Senator for Victoria, Quebec
- In office February 15, 1940 – January 29, 1954
- Appointed by: William Lyon Mackenzie King
- Preceded by: Edmund William Tobin
- Succeeded by: John Thomas Hackett

Member of the Canadian Parliament for St. Ann
- In office 1935–1940
- Preceded by: John Alexander Sullivan
- Succeeded by: Thomas P. Healy

Member of the Canadian Parliament for St. Antoine
- In office 1924–1925
- Preceded by: Walter George Mitchell
- Succeeded by: Leslie Gordon Bell

Member of the Legislative Assembly of Quebec for Montréal–Sainte-Anne
- In office 1923–1924
- Preceded by: Bernard-Augustin Conroy
- Succeeded by: Joseph Henry Dillon

Member of Montreal City Council

Member of Parliament for Saint-Joseph ward
- In office 1914–1928

Personal details
- Born: November 3, 1883 Montreal, Quebec
- Died: January 29, 1954 (aged 70) Montreal, Quebec
- Party: Liberal
- Other political affiliations: Quebec Liberal Party
- Profession: Businessman

= William James Hushion =

Canadian politician and businessman (1883-1954)

William James Hushion (November 3, 1883 - January 29, 1954) was a Canadian businessman and politician.

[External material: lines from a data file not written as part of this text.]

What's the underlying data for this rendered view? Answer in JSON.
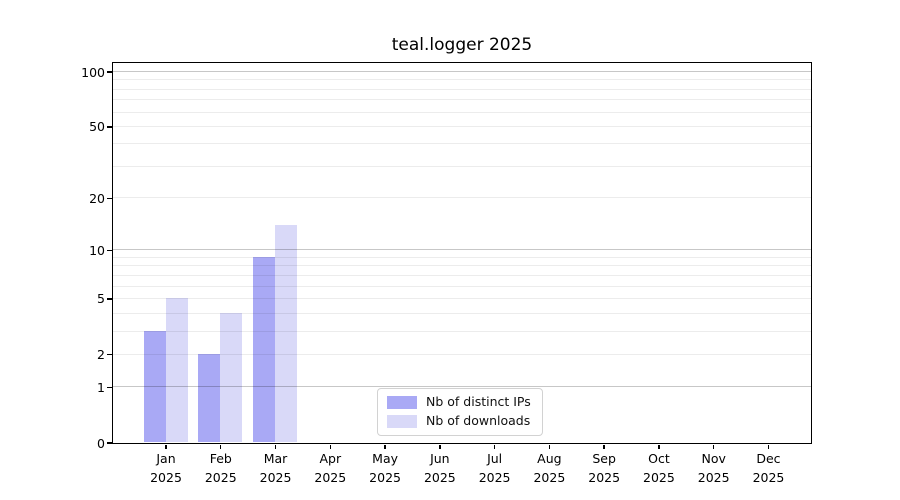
{
  "chart_data": {
    "type": "bar",
    "title": "teal.logger 2025",
    "categories": [
      "Jan 2025",
      "Feb 2025",
      "Mar 2025",
      "Apr 2025",
      "May 2025",
      "Jun 2025",
      "Jul 2025",
      "Aug 2025",
      "Sep 2025",
      "Oct 2025",
      "Nov 2025",
      "Dec 2025"
    ],
    "series": [
      {
        "name": "Nb of distinct IPs",
        "color": "#a9a9f5",
        "values": [
          3,
          2,
          9,
          0,
          0,
          0,
          0,
          0,
          0,
          0,
          0,
          0
        ]
      },
      {
        "name": "Nb of downloads",
        "color": "#d9d9f8",
        "values": [
          5,
          4,
          14,
          0,
          0,
          0,
          0,
          0,
          0,
          0,
          0,
          0
        ]
      }
    ],
    "y_axis": {
      "scale": "log10(value+1)",
      "ylim": [
        0,
        112
      ],
      "tick_values": [
        0,
        1,
        2,
        5,
        10,
        20,
        50,
        100
      ],
      "major_gridlines": [
        1,
        10,
        100
      ],
      "minor_gridlines": [
        2,
        3,
        4,
        5,
        6,
        7,
        8,
        9,
        20,
        30,
        40,
        50,
        60,
        70,
        80,
        90
      ]
    },
    "legend": {
      "position": "lower center"
    },
    "grid": true,
    "colors": {
      "axis": "#000000",
      "text": "#000000",
      "major_grid": "rgba(0,0,0,0.22)",
      "minor_grid": "rgba(0,0,0,0.075)",
      "background": "#ffffff"
    }
  }
}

Born in Montreal, Quebec, the son of Daniel Hushion and Margaret Phelan, he started working with his father and eventually started his own company, W. J. Hushion. He worked as a grain merchant, and was president of Dominion Distilleries Montreal Transfer Terminal Ltd., Seven Industries Ltd. and Clinton Distilleries Corporation, as well as vice-president of Montreal Distilleries Corporation.
He was a director of several other companies: Hushion and Hushion Ltd., Canada Catering Co. Ltd., Rock Product Co. Ltd., Wesh Coal Corporation, Nu-Way Box Co. Ltd. and Quebec Flour Mills. He was listed as a promoter of Montreal and Quebec Products Exchanges Inc. He also volunteered with hospital boards, and was named governor for life of Hôpital Notre-Dame in 1923 and of St. Mary's Hospital in 1924. He was a member of several clubs, including Club de réforme, Mount Stephen Club, Club Saint-Denis, Club canadien, Club Senneville and Shamrock Athletic Association.

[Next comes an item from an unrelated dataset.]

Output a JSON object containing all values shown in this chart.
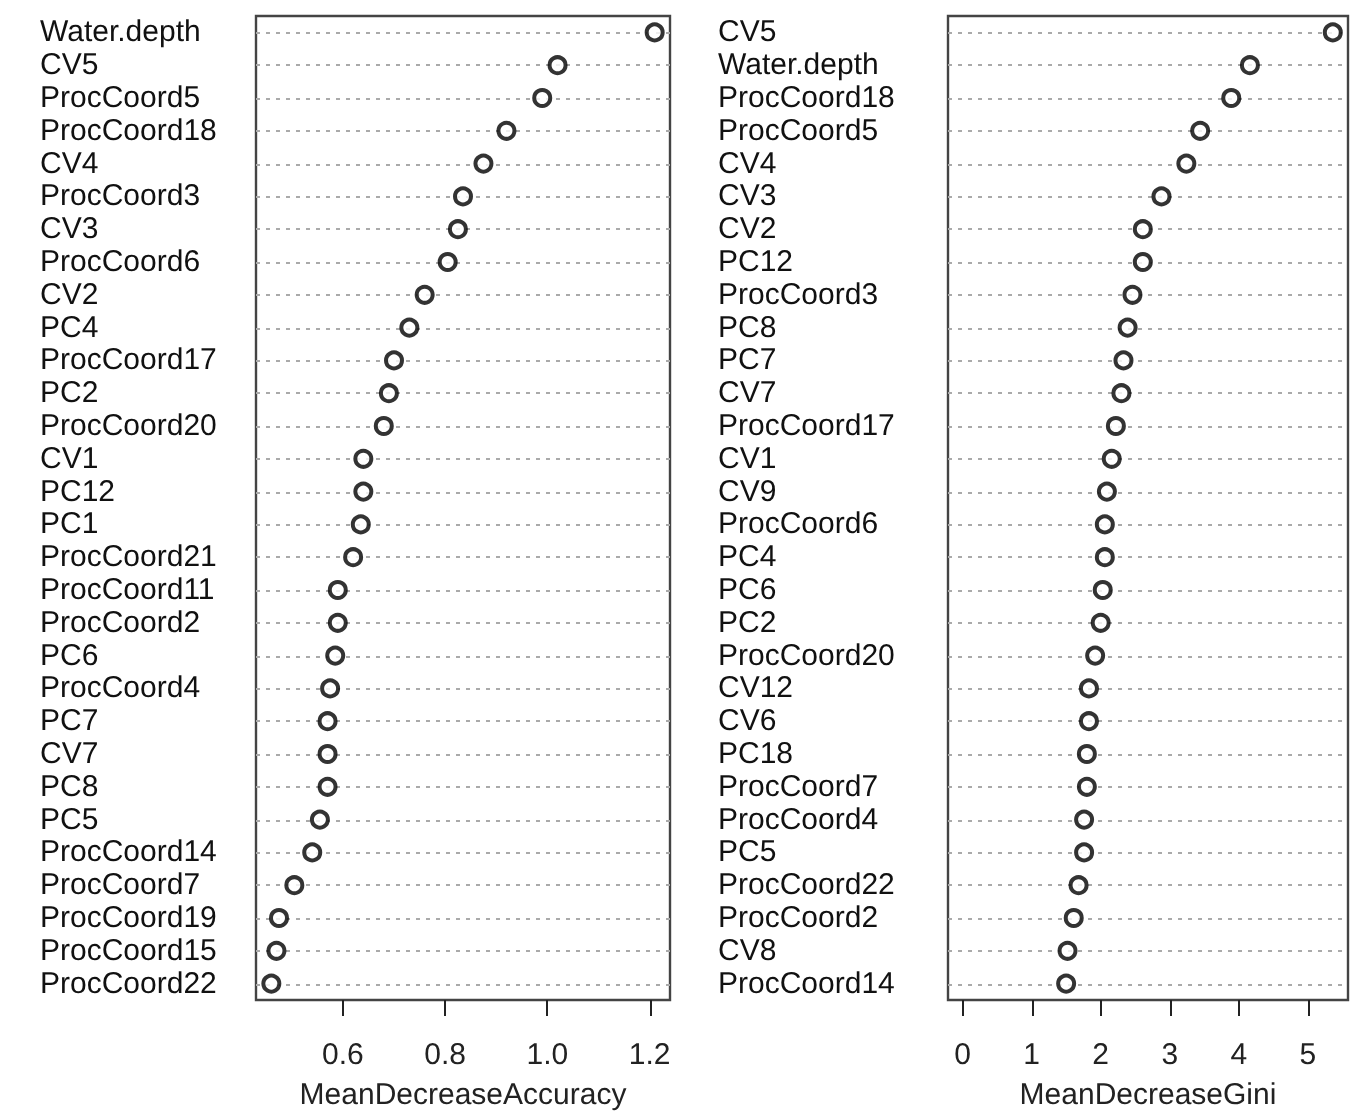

In 1916, he was defeated as a Liberal Party of Quebec candidate in the riding of Montréal–Sainte-Anne in the 1916 Quebec provincial election. He was also defeated as a Liberal Party of Canada candidate in the riding of St. Antoine in the 1917 federal election. He served on Montreal City Council from 1914 to 1928. He was elected in 1923 to the Quebec Legislative Assembly in the riding of Montréal–Sainte-Anne. He resigned in 1924 and was elected to the House of Commons of Canada in the riding of St. Antoine in a 1924 by-election. He was defeated in 1925 and 1930. He was re-elected in the 1935 federal election in the riding of St. Ann. He was summoned to the Senate of Canada in 1940 in the senatorial division of Victoria, Quebec. He served until his death in 1954. He is buried in the Notre Dame des Neiges Cemetery.

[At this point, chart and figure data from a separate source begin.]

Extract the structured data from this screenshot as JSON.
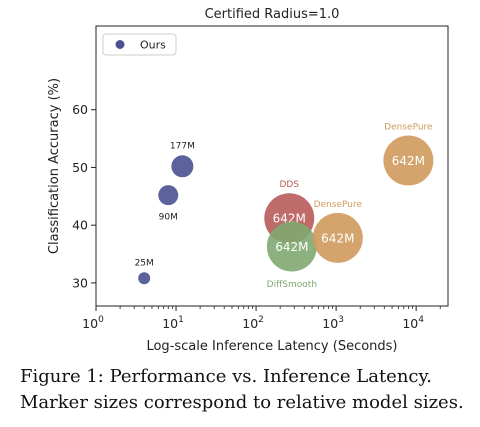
{
  "chart_data": {
    "type": "scatter",
    "title": "Certified Radius=1.0",
    "xlabel": "Log-scale Inference Latency (Seconds)",
    "ylabel": "Classification Accuracy (%)",
    "xscale": "log",
    "xlim": [
      1,
      25000
    ],
    "ylim": [
      26,
      74.5
    ],
    "xticks": [
      1,
      10,
      100,
      1000,
      10000
    ],
    "xtick_labels": [
      {
        "base": "10",
        "exp": "0"
      },
      {
        "base": "10",
        "exp": "1"
      },
      {
        "base": "10",
        "exp": "2"
      },
      {
        "base": "10",
        "exp": "3"
      },
      {
        "base": "10",
        "exp": "4"
      }
    ],
    "yticks": [
      30,
      40,
      50,
      60
    ],
    "grid": false,
    "legend": {
      "position": "top-left",
      "entries": [
        {
          "label": "Ours",
          "color": "#4a5190"
        }
      ]
    },
    "points": [
      {
        "x": 4,
        "y": 30.8,
        "size": 6,
        "color": "#4a5190",
        "label": "25M",
        "label_pos": "above",
        "inner_label": ""
      },
      {
        "x": 8,
        "y": 45.2,
        "size": 10,
        "color": "#4a5190",
        "label": "90M",
        "label_pos": "below",
        "inner_label": ""
      },
      {
        "x": 12,
        "y": 50.2,
        "size": 11,
        "color": "#4a5190",
        "label": "177M",
        "label_pos": "above",
        "inner_label": ""
      },
      {
        "x": 260,
        "y": 41.2,
        "size": 25,
        "color": "#b85b5a",
        "label": "DDS",
        "label_pos": "above",
        "inner_label": "642M"
      },
      {
        "x": 280,
        "y": 36.3,
        "size": 25,
        "color": "#7fa870",
        "label": "DiffSmooth",
        "label_pos": "below",
        "inner_label": "642M"
      },
      {
        "x": 1050,
        "y": 37.8,
        "size": 25,
        "color": "#d09a5c",
        "label": "DensePure",
        "label_pos": "above",
        "inner_label": "642M"
      },
      {
        "x": 8000,
        "y": 51.2,
        "size": 25,
        "color": "#d09a5c",
        "label": "DensePure",
        "label_pos": "above",
        "inner_label": "642M"
      }
    ]
  },
  "caption": {
    "line1": "Figure 1: Performance vs. Inference Latency.",
    "line2": "Marker sizes correspond to relative model sizes."
  }
}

The Bain Hushion, a public bath at 757, rue des Seigneurs in Montreal, was named after him. The building was damaged by fire and permanently closed in 1988, but will be renovated into housing for aboriginal women.

He had a son, also named William James Hushion, who married Marielle Herdt. That couple had a son, William J. Hushion (April 16, 1940 - April 8, 2020), who owned a book distribution company, Hushion House.